Inner child work is the antidote to this problem – when these feelings come over me and the urge to shut down or over-explain arises, I imagine my little self sitting on my lap and I hold her through the fear , reminding her that what she was feeling was the past, not the present. She is not alone and will never be alone again. Then I would lean in and say it.
When I sat with these feelings, acknowledging them instead of letting them guide my actions, something changed. I’m re-tending the vulnerable part of me that once believed it was dangerous to be seen and heard, and showing her that we can cross those fearful thresholds together. So we have more and more stuff every day.
By letting go of the need to protect myself, I found that my skin felt clearer and more secure than when I only had a reflex to protect myself.
When it comes to my work and business, I can focus on what really matters: serving my clients and making my work clear and understandable, not to internal critics but to people, those Someone who truly seeks change.
The impact was immediate. Communication with clients has become smoother, and even tasks I once dreaded (like answering sales calls) feel natural, grounded, and friendly.
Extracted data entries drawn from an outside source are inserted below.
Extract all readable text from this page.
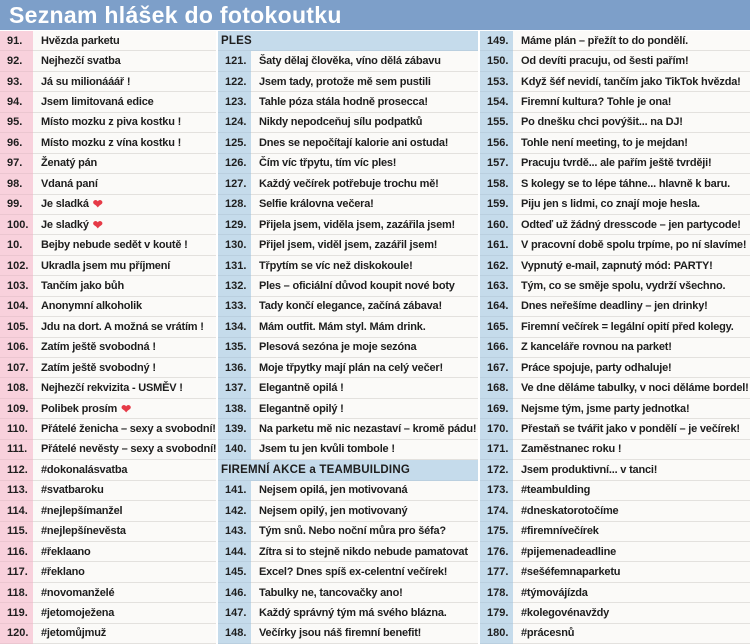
Seznam hlášek do fotokoutku
91.	Hvězda parketu
92.	Nejhezčí svatba
93.	Já su milionááář !
94.	Jsem limitovaná edice
95.	Místo mozku z piva kostku !
96.	Místo mozku z vína kostku !
97.	Ženatý pán
98.	Vdaná paní
99.	Je sladká ❤
100.	Je sladký ❤
10.	Bejby nebude sedět v koutě !
102.	Ukradla jsem mu příjmení
103.	Tančím jako bůh
104.	Anonymní alkoholik
105.	Jdu na dort. A možná se vrátím !
106.	Zatím ještě svobodná !
107.	Zatím ještě svobodný !
108.	Nejhezčí rekvizita - USMĚV !
109.	Polibek prosím ❤
110.	Přátelé ženicha – sexy a svobodní!
111.	Přátelé nevěsty – sexy a svobodní!
112.	#dokonalásvatba
113.	#svatbaroku
114.	#nejlepšímanžel
115.	#nejlepšínevěsta
116.	#řeklaano
117.	#řeklano
118.	#novomanželé
119.	#jetomoježena
120.	#jetomůjmuž
PLES
121.	Šaty dělaj člověka, víno dělá zábavu
122.	Jsem tady, protože mě sem pustili
123.	Tahle póza stála hodně prosecca!
124.	Nikdy nepodceňuj sílu podpatků
125.	Dnes se nepočítají kalorie ani ostuda!
126.	Čím víc třpytu, tím víc ples!
127.	Každý večírek potřebuje trochu mě!
128.	Selfie královna večera!
129.	Přijela jsem, viděla jsem, zazářila jsem!
130.	Přijel jsem, viděl jsem, zazářil jsem!
131.	Třpytím se víc než diskokoule!
132.	Ples – oficiální důvod koupit nové boty
133.	Tady končí elegance, začíná zábava!
134.	Mám outfit. Mám styl. Mám drink.
135.	Plesová sezóna je moje sezóna
136.	Moje třpytky mají plán na celý večer!
137.	Elegantně opilá !
138.	Elegantně opilý !
139.	Na parketu mě nic nezastaví – kromě pádu!
140.	Jsem tu jen kvůli tombole !
FIREMNÍ AKCE a TEAMBUILDING
141.	Nejsem opilá, jen motivovaná
142.	Nejsem opilý, jen motivovaný
143.	Tým snů. Nebo noční můra pro šéfa?
144.	Zítra si to stejně nikdo nebude pamatovat
145.	Excel? Dnes spíš ex-celentní večírek!
146.	Tabulky ne, tancovačky ano!
147.	Každý správný tým má svého blázna.
148.	Večírky jsou náš firemní benefit!
149.	Máme plán – přežít to do pondělí.
150.	Od devíti pracuju, od šesti pařím!
153.	Když šéf nevidí, tančím jako TikTok hvězda!
154.	Firemní kultura? Tohle je ona!
155.	Po dnešku chci povýšit... na DJ!
156.	Tohle není meeting, to je mejdan!
157.	Pracuju tvrdě... ale pařím ještě tvrději!
158.	S kolegy se to lépe táhne... hlavně k baru.
159.	Piju jen s lidmi, co znají moje hesla.
160.	Odteď už žádný dresscode – jen partycode!
161.	V pracovní době spolu trpíme, po ní slavíme!
162.	Vypnutý e-mail, zapnutý mód: PARTY!
163.	Tým, co se směje spolu, vydrží všechno.
164.	Dnes neřešíme deadliny – jen drinky!
165.	Firemní večírek = legální opití před kolegy.
166.	Z kanceláře rovnou na parket!
167.	Práce spojuje, party odhaluje!
168.	Ve dne děláme tabulky, v noci děláme bordel!
169.	Nejsme tým, jsme party jednotka!
170.	Přestaň se tvářit jako v pondělí – je večírek!
171.	Zaměstnanec roku !
172.	Jsem produktivní... v tanci!
173.	#teambulding
174.	#dneskatorotočíme
175.	#firemnívečírek
176.	#pijemenadeadline
177.	#sešéfemnaparketu
178.	#týmovájízda
179.	#kolegovénavždy
180.	#prácesnů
It opens the door to a new kind of productivity, one driven by purpose rather than headless chicken survival. Thank the heavens. real.
If you’re finding it hard to make things happen the way you envisioned, it’s probably not about trying harder or finding the perfect moment. It may be that unseen regulatory patterns are guiding your behavior just as they guide mine.
The beauty of recognizing these patterns is the freedom of openness.
When you let go of outdated beliefs, create space, and move forward from a grounded, present, and aware place, ambitions start to feel within reach, because the truth is, they really are within reach.
When we stop fighting these invisible obstacles, things that feel impossible, out of reach, or consistent become less effortful and more achievable.
This is not always easy work, it requires a commitment to challenging familiar beliefs, seeking support, and sometimes making some big changes. But if you’re willing to face the hidden patterns, you might find that what you want is closer than it once seemed.
About Mel Wilder
Melanie is a coach who works to dismantle the hidden conditions that keep women in trouble, helping them build businesses that thrive as successfully as they succeed. After decades of personal and professional exploration, she has developed a transformative approach that applies the principles of personal healing and self-discovery to the entrepreneurial journey. Please visit her at thebodycure.net.